Wabtec Corporation, with more than 13,000 employees in more than 20 countries and annual sales of about $3.3 billion, is a global provider of value-added, technology-based products and services for freight rail, passenger transit and other industrial segments. The company manufactures a range of products for locomotives, freight cars and passenger transit vehicles, new switcher and commuter locomotives and provides aftermarket services.
Faiveley Transport is a global supplier of high added value integrated systems for the railway industry. With more than 5,700 employees in 24 countries, Faiveley Transport generated sales of €1,048.4 million for the 2014/15 financial year. The Group supplies manufacturers, operators and railway maintenance bodies worldwide with the most comprehensive range of systems in the market: Energy & Comfort (air conditioning, power collectors and passenger information systems), Access & Mobility (passenger access systems and platform doors), Brakes & Safety (braking systems and couplers) and Services.
Statements contained in this press release which are not historical facts are forward-looking statements as defined in the Private Securities Litigation Reform Act of 1995. These forward-looking statements and certain information contained in the release involve risks and uncertainties that could result in actual results differing materially from expected results, including Wabtec’s proposed acquisition of Faiveley Transport, which is subject to regulatory and other conditions, the timing of the transaction and benefits expected to be derived therefrom. Forward-looking statements represent Wabtec’s expectations and beliefs concerning future events, based on information available to Wabtec as of the date of this release. Wabtec undertakes no obligation to publicly update and revise any forward-looking statements to reflect events or circumstances that may arise after the date of this release. Additional information regarding these and other factors is contained in Wabtec’s SEC filings, including without limitation Wabtec’s Form 10-K and Form 10-Q filings.
Certain Legal Matters
This communication is not intended to, and does not, constitute, represent or form part of any offer, invitation or solicitation of an offer to purchase, otherwise acquire, subscribe for, sell or otherwise dispose of, any securities whether pursuant to this press release or otherwise.

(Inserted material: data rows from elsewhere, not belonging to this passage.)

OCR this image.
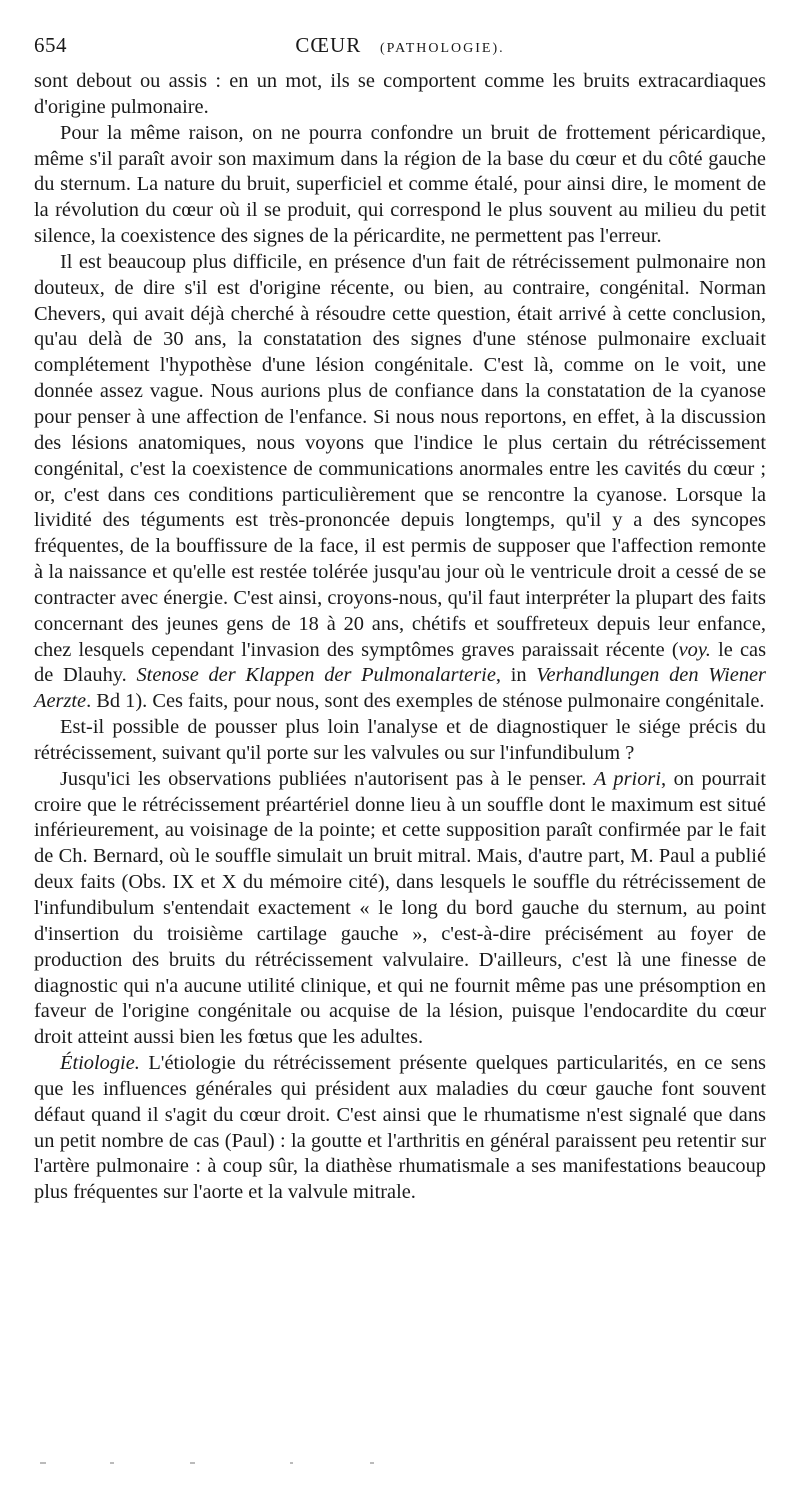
654	CŒUR (PATHOLOGIE).

sont debout ou assis : en un mot, ils se comportent comme les bruits extracardiaques d'origine pulmonaire.

Pour la même raison, on ne pourra confondre un bruit de frottement péricardique, même s'il paraît avoir son maximum dans la région de la base du cœur et du côté gauche du sternum. La nature du bruit, superficiel et comme étalé, pour ainsi dire, le moment de la révolution du cœur où il se produit, qui correspond le plus souvent au milieu du petit silence, la coexistence des signes de la péricardite, ne permettent pas l'erreur.

Il est beaucoup plus difficile, en présence d'un fait de rétrécissement pulmonaire non douteux, de dire s'il est d'origine récente, ou bien, au contraire, congénital. Norman Chevers, qui avait déjà cherché à résoudre cette question, était arrivé à cette conclusion, qu'au delà de 30 ans, la constatation des signes d'une sténose pulmonaire excluait complétement l'hypothèse d'une lésion congénitale. C'est là, comme on le voit, une donnée assez vague. Nous aurions plus de confiance dans la constatation de la cyanose pour penser à une affection de l'enfance. Si nous nous reportons, en effet, à la discussion des lésions anatomiques, nous voyons que l'indice le plus certain du rétrécissement congénital, c'est la coexistence de communications anormales entre les cavités du cœur ; or, c'est dans ces conditions particulièrement que se rencontre la cyanose. Lorsque la lividité des téguments est très-prononcée depuis longtemps, qu'il y a des syncopes fréquentes, de la bouffissure de la face, il est permis de supposer que l'affection remonte à la naissance et qu'elle est restée tolérée jusqu'au jour où le ventricule droit a cessé de se contracter avec énergie. C'est ainsi, croyons-nous, qu'il faut interpréter la plupart des faits concernant des jeunes gens de 18 à 20 ans, chétifs et souffreteux depuis leur enfance, chez lesquels cependant l'invasion des symptômes graves paraissait récente (voy. le cas de Dlauhy. Stenose der Klappen der Pulmonalarterie, in Verhandlungen den Wiener Aerzte. Bd 1). Ces faits, pour nous, sont des exemples de sténose pulmonaire congénitale.

Est-il possible de pousser plus loin l'analyse et de diagnostiquer le siége précis du rétrécissement, suivant qu'il porte sur les valvules ou sur l'infundibulum ?

Jusqu'ici les observations publiées n'autorisent pas à le penser. A priori, on pourrait croire que le rétrécissement préartériel donne lieu à un souffle dont le maximum est situé inférieurement, au voisinage de la pointe; et cette supposition paraît confirmée par le fait de Ch. Bernard, où le souffle simulait un bruit mitral. Mais, d'autre part, M. Paul a publié deux faits (Obs. IX et X du mémoire cité), dans lesquels le souffle du rétrécissement de l'infundibulum s'entendait exactement « le long du bord gauche du sternum, au point d'insertion du troisième cartilage gauche », c'est-à-dire précisément au foyer de production des bruits du rétrécissement valvulaire. D'ailleurs, c'est là une finesse de diagnostic qui n'a aucune utilité clinique, et qui ne fournit même pas une présomption en faveur de l'origine congénitale ou acquise de la lésion, puisque l'endocardite du cœur droit atteint aussi bien les fœtus que les adultes.

Étiologie. L'étiologie du rétrécissement présente quelques particularités, en ce sens que les influences générales qui président aux maladies du cœur gauche font souvent défaut quand il s'agit du cœur droit. C'est ainsi que le rhumatisme n'est signalé que dans un petit nombre de cas (Paul) : la goutte et l'arthritis en général paraissent peu retentir sur l'artère pulmonaire : à coup sûr, la diathèse rhumatismale a ses manifestations beaucoup plus fréquentes sur l'aorte et la valvule mitrale.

The distribution of this communication in jurisdictions outside the U.S. or France may be restricted by law or regulation and therefore any person who comes into possession of this communication should inform themselves about, and comply with, such restrictions. Any failure to comply with such restrictions may constitute a violation of the securities laws or regulations of any such relevant jurisdiction.
Faiveley Transport is incorporated in France and listed on Euronext Paris and any offer for its securities will be subject to French disclosure and procedural requirements, which differ from those that are applicable to offers conducted solely in the U.S., including with respect to withdrawal rights, offer timetable, settlement procedures and timing of payments. The transactions described above will be structured to comply with French and U.S. securities laws and regulations applicable to transactions of this type.
No offer of securities shall be made except by means of a prospectus meeting the requirements of Section 10 of the Securities Act of 1933, as amended.